The fourth maxim is, “Students need to discover their personal reading and writing processes.” It’s easy for students to read and hear about typical approaches for reading and writing, but what they really need to do is experiment with these different processes to find out what works best for them.
Maxim number five is, “Students learn both individually and collaboratively.” Peer work should be built into classes wherever possible towards the beginning of the semester so that students can learn from their peers, but slowly progress to more individual work as they learn and come into their own learning styles so that the responsibility shifts from a group one to a personal one.
The sixth maxim is, “Students benefit most from assignments that actually integrate reading and writing.” Research indicates that students learn best when reading and writing are integrated. This can be accomplished by asking students to annotate when they read or reading notes while they write.
The seventh maxim is, “Students learn how to revise by following clear, constant guidelines.” When it comes to developmental students, revision without constant guidelines does not tend to work.
The eighth maxim is, “Students learn grammar and usage rules by editing their own writing.” Students should identify and correct the problems in their own writing, or in their peers’ writing, rather than complete isolated grammar exercises.
Maxim number nine is, “Students should be able to transfer their reading and writing skills to all their college courses.” Students should go beyond just completing what’s asked of them and actually understand what they’re doing so that those skills can be carried with them wherever they go.
The tenth and final maxim is, “Students must think critically or analytically to succeed in college.” Students should not only be able to analyze an idea but also integrate it with their own ideas.
In order to reach the ultimate goal of critical thinking, the key is metacognition, because once students understand how reading and writing work, they can take those skills out into the world with them and have them come naturally.

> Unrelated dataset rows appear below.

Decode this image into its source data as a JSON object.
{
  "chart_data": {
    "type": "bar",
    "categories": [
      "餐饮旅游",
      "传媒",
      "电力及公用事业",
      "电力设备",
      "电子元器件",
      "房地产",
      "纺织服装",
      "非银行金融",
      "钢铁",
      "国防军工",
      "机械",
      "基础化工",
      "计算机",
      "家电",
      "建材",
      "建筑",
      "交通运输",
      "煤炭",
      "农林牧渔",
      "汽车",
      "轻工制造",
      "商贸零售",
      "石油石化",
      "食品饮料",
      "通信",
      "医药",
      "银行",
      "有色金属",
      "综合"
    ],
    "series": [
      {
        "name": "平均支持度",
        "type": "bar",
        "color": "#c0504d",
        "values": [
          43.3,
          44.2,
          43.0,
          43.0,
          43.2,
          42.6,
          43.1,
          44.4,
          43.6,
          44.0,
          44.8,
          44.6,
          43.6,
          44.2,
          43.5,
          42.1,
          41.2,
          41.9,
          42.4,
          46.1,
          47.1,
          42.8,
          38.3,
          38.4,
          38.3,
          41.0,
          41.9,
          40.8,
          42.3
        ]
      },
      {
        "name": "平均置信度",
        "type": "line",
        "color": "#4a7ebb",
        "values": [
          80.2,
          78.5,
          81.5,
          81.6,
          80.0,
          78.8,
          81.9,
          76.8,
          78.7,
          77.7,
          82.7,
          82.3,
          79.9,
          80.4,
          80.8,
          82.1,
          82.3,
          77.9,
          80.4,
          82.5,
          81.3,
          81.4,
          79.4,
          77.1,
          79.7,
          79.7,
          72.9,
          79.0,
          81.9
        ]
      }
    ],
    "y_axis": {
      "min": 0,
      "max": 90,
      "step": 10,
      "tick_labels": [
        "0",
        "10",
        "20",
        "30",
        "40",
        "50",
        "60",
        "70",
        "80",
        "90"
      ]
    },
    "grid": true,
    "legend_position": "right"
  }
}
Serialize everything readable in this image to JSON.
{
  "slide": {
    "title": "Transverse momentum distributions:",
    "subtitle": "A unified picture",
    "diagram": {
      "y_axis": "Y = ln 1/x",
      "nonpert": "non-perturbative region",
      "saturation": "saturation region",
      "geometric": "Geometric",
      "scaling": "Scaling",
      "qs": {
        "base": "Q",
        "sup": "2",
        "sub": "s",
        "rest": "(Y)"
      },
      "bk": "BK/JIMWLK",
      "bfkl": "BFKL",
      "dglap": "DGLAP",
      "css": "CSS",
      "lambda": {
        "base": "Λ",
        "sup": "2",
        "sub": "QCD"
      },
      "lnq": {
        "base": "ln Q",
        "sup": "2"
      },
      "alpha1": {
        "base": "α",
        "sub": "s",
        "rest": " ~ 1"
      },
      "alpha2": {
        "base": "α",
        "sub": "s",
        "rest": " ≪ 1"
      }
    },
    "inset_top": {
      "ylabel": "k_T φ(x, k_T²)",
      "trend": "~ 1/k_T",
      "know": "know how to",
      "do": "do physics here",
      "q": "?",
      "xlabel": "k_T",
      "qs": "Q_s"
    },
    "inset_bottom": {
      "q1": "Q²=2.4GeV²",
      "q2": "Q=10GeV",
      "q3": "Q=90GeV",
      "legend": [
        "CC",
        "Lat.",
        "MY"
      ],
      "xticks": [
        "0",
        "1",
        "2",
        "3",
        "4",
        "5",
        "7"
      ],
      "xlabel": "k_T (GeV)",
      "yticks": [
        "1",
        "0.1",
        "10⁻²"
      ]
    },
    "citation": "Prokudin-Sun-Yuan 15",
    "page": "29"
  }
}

Kim Flachmann teaches English and directs the writing program at California State University Bakersfield. She starts with the reality that learning for developmental students often depends upon more than their basic learning styles. External issues such as family problems, incomplete language acquisition, a lack of respect for education in the home, no sustained reading or writing instruction, no access to reading materials in the home, constant high school failure, disrespect for authority, and a general lack of guidance in their lives. However, no matter those challenges, all students can rise above when the responsibility for learning is placed on students themselves.